As I worked on rebuilding my Kubernetes cluster, I wanted to enable Discord notifications to stay abreast of what was happening with my Argo CD Applications, so I added Argo CD Notifications (a separate project at the time). I tried Discord’s Slack-Compatible Webhook. That didn’t work: Argo CD would always append postMessage.chat (or was it chat.postMessage?) to the provided URL, with no way to change it. Further exploration revealed that I was using the wrong endpoint, as /slack is for webhooks from Slack.

I switched to /webhook. Now I couldn’t get it to send the custom rich template I’d defined in the ConfigMap, because triggers are associated with specific templates and the ones in the catalog (one of which I was using) were bundled with their own templates.

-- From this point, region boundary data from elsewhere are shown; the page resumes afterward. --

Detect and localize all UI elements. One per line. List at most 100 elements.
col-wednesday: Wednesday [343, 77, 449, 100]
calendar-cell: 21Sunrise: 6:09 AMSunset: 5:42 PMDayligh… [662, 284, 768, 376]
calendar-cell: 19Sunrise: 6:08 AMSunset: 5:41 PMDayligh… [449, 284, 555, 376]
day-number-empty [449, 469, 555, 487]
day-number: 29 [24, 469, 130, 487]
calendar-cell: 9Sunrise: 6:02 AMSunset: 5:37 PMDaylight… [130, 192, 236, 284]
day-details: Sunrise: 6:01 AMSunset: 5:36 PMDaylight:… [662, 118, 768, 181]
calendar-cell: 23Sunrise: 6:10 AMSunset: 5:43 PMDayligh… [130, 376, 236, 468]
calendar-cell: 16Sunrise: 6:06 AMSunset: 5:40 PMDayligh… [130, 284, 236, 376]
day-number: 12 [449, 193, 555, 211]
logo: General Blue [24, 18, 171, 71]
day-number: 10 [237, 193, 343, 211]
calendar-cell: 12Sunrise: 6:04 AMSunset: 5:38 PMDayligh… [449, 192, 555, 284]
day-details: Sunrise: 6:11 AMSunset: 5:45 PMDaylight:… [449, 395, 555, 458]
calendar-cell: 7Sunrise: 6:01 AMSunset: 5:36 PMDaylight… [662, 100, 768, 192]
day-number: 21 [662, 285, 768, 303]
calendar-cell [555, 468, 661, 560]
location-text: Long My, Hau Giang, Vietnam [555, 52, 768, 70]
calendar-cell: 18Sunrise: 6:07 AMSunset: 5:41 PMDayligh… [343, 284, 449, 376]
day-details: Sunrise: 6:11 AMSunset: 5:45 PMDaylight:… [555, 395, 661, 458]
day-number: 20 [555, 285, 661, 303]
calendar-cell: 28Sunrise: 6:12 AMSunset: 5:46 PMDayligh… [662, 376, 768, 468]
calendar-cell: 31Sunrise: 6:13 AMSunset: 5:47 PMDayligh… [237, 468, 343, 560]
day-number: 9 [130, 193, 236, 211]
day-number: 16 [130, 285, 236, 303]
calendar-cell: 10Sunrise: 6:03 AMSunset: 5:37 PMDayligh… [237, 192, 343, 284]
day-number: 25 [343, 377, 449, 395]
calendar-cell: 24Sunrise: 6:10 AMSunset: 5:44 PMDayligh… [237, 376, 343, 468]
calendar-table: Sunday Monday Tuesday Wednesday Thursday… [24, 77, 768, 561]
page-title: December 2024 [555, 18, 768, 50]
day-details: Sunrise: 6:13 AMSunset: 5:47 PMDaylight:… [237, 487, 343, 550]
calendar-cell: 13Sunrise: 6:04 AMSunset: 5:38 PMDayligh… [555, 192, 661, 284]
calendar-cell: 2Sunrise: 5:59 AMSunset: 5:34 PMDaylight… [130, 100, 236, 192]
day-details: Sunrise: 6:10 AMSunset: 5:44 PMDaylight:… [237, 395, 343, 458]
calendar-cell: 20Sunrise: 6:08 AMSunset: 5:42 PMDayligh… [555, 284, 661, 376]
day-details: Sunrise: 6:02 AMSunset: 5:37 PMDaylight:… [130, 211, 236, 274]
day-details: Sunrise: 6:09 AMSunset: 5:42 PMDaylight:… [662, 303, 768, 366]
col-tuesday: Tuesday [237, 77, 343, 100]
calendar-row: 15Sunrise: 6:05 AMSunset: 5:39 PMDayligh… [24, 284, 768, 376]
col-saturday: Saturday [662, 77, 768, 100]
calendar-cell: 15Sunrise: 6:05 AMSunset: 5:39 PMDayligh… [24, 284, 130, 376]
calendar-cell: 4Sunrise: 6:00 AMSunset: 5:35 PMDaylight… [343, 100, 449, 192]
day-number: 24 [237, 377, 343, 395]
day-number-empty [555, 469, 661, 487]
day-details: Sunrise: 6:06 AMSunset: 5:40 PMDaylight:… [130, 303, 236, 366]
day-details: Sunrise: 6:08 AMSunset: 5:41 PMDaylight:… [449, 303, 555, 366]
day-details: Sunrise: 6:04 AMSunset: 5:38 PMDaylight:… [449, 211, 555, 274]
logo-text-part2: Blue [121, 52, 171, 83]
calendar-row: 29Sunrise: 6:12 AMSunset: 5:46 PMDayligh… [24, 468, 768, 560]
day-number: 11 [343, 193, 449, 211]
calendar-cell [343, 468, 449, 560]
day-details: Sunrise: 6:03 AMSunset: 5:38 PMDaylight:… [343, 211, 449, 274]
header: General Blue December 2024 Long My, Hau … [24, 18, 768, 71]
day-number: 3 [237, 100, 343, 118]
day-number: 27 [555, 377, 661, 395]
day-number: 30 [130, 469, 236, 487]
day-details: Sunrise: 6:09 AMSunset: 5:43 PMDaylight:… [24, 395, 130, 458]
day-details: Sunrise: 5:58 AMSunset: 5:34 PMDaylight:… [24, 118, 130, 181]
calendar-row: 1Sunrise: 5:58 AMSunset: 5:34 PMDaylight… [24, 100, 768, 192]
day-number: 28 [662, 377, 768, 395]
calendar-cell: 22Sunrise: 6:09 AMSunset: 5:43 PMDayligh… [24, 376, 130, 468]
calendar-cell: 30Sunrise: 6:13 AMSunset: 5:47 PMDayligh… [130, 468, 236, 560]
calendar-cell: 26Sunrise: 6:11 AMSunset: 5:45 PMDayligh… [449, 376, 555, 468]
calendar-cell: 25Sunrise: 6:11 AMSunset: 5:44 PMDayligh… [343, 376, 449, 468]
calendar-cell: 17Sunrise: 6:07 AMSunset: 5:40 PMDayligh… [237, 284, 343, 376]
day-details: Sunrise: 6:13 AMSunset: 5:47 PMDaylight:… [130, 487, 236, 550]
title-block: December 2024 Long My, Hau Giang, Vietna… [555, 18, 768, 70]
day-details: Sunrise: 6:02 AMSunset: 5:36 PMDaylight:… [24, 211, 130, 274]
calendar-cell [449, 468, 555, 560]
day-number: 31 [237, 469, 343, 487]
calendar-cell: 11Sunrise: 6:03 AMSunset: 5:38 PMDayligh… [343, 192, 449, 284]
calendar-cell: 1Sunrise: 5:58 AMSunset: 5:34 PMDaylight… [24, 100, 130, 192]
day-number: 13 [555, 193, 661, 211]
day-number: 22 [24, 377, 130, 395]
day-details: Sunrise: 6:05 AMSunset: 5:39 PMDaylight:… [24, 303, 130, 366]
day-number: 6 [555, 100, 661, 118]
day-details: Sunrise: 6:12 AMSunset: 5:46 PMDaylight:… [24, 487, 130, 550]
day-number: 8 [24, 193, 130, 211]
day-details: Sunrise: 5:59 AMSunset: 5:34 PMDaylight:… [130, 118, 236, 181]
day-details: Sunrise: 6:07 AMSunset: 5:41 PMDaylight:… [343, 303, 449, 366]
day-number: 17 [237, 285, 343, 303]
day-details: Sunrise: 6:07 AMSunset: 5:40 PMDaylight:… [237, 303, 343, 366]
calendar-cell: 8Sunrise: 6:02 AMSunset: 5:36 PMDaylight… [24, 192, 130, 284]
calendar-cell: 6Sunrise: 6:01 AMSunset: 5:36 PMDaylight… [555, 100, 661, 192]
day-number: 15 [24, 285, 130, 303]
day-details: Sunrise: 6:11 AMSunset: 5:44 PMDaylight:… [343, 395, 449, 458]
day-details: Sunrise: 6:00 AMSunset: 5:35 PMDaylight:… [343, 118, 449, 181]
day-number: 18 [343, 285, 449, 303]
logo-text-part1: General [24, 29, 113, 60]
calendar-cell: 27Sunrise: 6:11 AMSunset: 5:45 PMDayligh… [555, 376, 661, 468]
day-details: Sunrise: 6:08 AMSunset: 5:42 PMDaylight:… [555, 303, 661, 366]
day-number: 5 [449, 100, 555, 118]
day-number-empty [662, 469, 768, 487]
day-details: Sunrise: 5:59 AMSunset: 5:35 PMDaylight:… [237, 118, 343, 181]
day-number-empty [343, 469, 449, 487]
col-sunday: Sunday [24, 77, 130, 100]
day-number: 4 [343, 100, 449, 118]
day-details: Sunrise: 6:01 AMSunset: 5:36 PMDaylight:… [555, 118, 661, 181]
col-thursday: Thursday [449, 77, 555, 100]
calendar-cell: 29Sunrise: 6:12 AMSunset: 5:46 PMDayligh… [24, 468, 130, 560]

I duplicated the triggers from the catalog for use with my own templates and was soon receiving Discord notifications. I initially saw many errors about not being able to fetch from GitLab, but there were also notifications about the sync succeeding.

At a later point, I switched to using the Argo CD Notifications Helm chart so that I didn’t have to put my webhook URL and other details in the clear in a ConfigMap. I suddenly realized I was no longer receiving notifications.

There were two reasons. First, I’d put $discord-webhook-path in the templates section, which doesn’t support variable interpolation; moving it to services fixed that. Second, the Helm chart added an app.kubernetes.io/name: argocd-notifications label, but argocd-repo-server only allowed traffic from argocd-notifications-controller. I got around that by overriding the release name.

Once I could see it working, I put a regenerated webhook URI in the Secret.